Sport für die Gemeinschaft

Neben dem Sport etwas Gutes tun

Ratgeber > Sport mit Verantwortung Veröffentlicht am Montag, 16. November 2015

Quelle: Shutterstock

Sportler in Vereinen führen meist neben dem Sport noch soziales Engagement durch. Die ehrenamtlichen Vereine haben einen Zweck, der der Gemeinschaft etwas Gutes tut, dies honoriert selbst der Gesetzgeber.

Generell ist Sport im Alltag ein wichtiger Ausgleich. Sport ist in Maßen gut für die Gesundheit und macht einfach Spaß. Wenn man seinen Sport sogar noch in einem Verein ausübt führt man oftmals selbst Sozialarbeit mit aus oder kommt zu mindestens damit in Berührung.
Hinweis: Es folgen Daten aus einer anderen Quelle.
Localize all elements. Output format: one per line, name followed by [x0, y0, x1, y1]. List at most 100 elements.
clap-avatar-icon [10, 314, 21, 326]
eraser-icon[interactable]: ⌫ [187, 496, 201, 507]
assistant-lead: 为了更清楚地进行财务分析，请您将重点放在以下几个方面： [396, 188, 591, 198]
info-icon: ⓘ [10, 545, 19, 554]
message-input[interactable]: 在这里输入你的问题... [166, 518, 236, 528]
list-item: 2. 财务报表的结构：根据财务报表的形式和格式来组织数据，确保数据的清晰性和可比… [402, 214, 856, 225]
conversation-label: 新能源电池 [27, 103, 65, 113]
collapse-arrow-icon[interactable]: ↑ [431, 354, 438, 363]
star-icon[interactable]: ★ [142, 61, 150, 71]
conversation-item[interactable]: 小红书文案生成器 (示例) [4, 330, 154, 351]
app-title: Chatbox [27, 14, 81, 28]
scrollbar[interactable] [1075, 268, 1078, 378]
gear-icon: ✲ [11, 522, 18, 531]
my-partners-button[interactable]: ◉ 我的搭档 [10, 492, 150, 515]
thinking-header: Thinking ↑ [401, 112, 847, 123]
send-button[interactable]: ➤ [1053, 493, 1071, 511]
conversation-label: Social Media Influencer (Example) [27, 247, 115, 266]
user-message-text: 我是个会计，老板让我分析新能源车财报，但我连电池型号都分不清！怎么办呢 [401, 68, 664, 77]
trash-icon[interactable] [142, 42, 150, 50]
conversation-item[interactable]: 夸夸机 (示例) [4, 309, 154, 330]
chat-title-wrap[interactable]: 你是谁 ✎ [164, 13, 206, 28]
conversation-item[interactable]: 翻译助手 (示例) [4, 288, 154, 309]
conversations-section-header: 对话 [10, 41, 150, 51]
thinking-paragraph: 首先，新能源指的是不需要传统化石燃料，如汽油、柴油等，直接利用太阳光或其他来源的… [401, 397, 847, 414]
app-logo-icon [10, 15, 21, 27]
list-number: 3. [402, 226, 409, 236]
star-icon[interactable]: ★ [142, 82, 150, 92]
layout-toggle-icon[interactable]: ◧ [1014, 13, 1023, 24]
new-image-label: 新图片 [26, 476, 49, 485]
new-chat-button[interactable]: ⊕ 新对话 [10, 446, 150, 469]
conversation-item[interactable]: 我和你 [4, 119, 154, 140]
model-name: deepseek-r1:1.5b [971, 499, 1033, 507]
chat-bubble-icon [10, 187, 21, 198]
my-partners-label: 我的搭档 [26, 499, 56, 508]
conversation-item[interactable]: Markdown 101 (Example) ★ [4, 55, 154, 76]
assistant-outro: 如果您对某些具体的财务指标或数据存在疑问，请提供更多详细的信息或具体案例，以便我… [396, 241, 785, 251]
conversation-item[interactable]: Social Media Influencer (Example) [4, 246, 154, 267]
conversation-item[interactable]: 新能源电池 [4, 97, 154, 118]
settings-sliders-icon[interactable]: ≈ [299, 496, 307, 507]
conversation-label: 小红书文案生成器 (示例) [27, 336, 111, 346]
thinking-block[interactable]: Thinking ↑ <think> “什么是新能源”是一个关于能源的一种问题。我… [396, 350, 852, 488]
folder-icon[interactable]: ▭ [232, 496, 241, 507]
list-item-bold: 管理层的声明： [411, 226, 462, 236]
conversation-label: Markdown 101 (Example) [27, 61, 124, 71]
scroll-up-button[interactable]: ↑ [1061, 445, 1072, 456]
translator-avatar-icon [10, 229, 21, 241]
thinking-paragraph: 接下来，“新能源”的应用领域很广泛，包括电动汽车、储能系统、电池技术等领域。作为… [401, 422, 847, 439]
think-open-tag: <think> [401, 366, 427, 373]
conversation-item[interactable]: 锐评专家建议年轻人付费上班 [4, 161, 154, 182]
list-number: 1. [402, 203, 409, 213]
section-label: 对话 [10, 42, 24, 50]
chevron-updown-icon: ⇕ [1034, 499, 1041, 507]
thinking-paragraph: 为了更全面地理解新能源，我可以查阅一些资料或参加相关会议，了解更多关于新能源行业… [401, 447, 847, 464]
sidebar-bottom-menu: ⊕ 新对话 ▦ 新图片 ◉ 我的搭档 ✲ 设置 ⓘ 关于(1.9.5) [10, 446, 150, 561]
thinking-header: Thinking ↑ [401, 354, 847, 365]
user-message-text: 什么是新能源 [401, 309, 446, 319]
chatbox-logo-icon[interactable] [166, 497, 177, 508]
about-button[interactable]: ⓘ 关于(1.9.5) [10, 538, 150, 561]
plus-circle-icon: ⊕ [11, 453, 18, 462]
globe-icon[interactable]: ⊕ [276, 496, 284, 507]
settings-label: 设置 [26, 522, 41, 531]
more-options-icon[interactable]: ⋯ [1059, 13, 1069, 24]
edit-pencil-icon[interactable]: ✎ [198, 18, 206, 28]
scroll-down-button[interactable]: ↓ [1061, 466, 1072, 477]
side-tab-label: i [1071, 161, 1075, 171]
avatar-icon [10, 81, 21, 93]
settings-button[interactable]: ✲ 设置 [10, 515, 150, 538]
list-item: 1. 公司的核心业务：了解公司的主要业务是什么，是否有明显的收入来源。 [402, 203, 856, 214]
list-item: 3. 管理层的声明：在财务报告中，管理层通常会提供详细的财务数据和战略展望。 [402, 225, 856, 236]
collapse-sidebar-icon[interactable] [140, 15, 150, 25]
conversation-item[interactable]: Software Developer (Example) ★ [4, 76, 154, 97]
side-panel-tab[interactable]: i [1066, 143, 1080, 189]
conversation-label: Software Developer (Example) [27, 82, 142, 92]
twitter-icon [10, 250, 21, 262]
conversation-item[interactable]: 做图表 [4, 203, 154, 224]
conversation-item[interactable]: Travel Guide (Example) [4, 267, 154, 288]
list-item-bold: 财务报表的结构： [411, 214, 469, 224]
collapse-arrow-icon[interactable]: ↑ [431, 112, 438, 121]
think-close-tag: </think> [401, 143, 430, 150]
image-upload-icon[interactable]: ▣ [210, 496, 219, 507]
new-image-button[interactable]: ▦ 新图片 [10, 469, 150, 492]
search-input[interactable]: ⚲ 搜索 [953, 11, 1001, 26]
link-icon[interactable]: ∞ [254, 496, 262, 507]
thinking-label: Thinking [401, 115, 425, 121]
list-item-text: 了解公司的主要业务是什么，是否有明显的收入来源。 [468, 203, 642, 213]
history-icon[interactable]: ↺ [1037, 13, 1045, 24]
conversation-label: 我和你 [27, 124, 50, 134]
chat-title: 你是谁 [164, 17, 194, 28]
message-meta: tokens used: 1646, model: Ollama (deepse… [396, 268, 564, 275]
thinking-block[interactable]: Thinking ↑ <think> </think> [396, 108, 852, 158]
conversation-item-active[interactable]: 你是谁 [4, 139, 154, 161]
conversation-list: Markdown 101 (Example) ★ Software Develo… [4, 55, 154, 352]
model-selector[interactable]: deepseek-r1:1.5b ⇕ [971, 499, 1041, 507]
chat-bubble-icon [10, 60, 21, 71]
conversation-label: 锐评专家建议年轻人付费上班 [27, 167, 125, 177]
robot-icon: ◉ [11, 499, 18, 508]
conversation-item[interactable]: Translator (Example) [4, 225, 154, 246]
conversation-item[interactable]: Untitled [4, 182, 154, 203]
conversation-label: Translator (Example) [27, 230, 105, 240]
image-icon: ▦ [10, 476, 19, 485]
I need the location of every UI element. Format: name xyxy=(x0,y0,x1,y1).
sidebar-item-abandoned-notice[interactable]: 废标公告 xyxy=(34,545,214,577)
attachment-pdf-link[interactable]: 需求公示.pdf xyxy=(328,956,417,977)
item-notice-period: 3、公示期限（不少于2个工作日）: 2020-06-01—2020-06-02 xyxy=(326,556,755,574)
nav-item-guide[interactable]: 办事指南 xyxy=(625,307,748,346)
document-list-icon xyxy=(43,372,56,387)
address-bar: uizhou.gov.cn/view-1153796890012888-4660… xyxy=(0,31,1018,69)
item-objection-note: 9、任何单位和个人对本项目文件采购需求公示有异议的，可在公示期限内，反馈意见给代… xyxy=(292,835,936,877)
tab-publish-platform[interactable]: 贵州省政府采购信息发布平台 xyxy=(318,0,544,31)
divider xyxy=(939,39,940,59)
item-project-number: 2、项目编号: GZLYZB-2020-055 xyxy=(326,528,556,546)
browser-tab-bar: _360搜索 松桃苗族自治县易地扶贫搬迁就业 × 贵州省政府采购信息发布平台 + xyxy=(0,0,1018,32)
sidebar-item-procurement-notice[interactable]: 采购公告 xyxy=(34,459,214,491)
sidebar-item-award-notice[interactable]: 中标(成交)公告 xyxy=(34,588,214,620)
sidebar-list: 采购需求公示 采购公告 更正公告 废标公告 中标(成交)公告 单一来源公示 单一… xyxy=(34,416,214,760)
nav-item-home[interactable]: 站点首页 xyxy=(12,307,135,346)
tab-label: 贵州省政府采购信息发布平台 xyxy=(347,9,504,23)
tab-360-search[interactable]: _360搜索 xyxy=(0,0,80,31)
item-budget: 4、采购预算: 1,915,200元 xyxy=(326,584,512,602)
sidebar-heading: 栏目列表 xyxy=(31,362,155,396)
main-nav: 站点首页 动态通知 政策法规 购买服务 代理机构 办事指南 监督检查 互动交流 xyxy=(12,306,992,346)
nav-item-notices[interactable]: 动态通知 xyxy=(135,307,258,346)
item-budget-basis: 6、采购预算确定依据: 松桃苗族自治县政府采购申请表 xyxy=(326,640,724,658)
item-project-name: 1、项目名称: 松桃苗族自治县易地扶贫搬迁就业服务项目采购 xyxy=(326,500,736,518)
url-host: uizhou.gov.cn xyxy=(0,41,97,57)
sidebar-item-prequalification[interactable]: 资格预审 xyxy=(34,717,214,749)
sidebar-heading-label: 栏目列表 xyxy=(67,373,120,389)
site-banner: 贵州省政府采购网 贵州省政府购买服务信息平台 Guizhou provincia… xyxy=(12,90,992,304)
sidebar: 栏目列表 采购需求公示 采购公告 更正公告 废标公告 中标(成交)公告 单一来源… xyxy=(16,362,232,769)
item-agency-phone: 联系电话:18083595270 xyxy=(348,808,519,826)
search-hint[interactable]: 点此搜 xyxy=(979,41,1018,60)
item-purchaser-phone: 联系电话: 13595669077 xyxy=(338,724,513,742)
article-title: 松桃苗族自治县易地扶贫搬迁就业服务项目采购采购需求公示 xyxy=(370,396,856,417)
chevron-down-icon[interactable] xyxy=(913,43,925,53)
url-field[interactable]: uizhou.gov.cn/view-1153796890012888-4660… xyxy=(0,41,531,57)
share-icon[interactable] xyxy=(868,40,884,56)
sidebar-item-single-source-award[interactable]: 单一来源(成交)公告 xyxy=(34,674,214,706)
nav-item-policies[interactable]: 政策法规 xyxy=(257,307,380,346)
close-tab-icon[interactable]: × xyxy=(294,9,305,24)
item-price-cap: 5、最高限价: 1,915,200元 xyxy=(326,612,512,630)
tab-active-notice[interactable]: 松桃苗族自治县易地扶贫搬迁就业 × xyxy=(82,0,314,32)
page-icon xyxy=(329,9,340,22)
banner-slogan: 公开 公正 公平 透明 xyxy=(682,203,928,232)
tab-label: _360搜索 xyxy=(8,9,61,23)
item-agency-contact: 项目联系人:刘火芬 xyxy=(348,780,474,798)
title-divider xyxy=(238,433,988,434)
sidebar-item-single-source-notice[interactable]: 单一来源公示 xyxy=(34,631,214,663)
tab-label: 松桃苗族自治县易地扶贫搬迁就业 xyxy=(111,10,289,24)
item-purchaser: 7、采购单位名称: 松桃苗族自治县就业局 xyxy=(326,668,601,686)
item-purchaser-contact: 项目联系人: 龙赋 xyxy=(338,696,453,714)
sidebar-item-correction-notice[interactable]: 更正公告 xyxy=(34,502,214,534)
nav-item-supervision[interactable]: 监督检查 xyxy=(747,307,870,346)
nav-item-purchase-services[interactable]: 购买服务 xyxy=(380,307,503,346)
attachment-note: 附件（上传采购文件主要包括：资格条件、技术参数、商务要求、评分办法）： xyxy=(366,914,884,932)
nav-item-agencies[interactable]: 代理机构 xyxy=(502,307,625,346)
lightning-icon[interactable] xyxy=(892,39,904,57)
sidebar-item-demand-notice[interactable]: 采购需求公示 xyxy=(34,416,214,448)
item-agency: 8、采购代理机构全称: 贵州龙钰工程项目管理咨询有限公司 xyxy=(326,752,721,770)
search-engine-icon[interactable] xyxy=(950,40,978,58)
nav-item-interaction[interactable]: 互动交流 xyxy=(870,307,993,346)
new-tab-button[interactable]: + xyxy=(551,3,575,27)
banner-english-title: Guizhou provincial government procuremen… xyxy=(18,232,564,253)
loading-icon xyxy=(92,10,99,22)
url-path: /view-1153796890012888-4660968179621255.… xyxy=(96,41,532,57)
Joachim Friedsam vom Sportbund Rheinhessen: „Man engagiert sich im Verein ja für eine Gemeinschaft“. Daher tut man oft etwas Gutes. Die meisten Vereine sind in der Regel gemeinnützig. Wenn dies der Fall ist erkennt sogar der Gesetzgeber an, dass der Zweck des jeweiligen Vereins etwas Gutes für die Gemeinschaft ist.

Unterstützung der Sozial-Schwachen

In Vereinen ist es nicht so wie in vielen Fitness-Studios, dass es einen bestimmten Preis gibt und der bezahlt werden muss. Vereine möchten gerade auch eher Sozial-Schwächeren Kindern ermöglichen Sport zu treiben. Daher gibt es für diese Personengruppen oftmals Sonderregelungen. Es wird das benötigte Material und Sportkleidung für die Menschen gesammelt und anschließend zur Verfügung gestellt. Des Weiteren wird zum Teil sogar ganz auf den Mitgliedsbeitrag verzichtet. Doch bei diesen ganzen guten Taten stellt sich die Frage wie der Verein letztendlich an Geld kommt, um sein eigenes Bestehen zu sichern. Friedsam erklärt: „Es gibt für Vereine diverse Zuschussmöglichkeiten. Betrachtet man aber die aktuelle Lage, bei der es heißt auch Flüchtlinge zu unterstützen, kann man sich an das Programm des Landessportbundes wenden, die extra eine Stiftung für helfende Vereine im Bereich des Flüchtlings-Thema aufgelegt haben.“

Also wer Sport treiben möchte und überlegt wo er das machen kann, sollte nicht immer sofort auf kommerzielle Möglichkeiten zurückgreifen. Denn die meisten Sportangebote gibt es auch in gemeinnützigen Vereinen, bei denen man neben dem Sport noch etwas Gutes tun kann.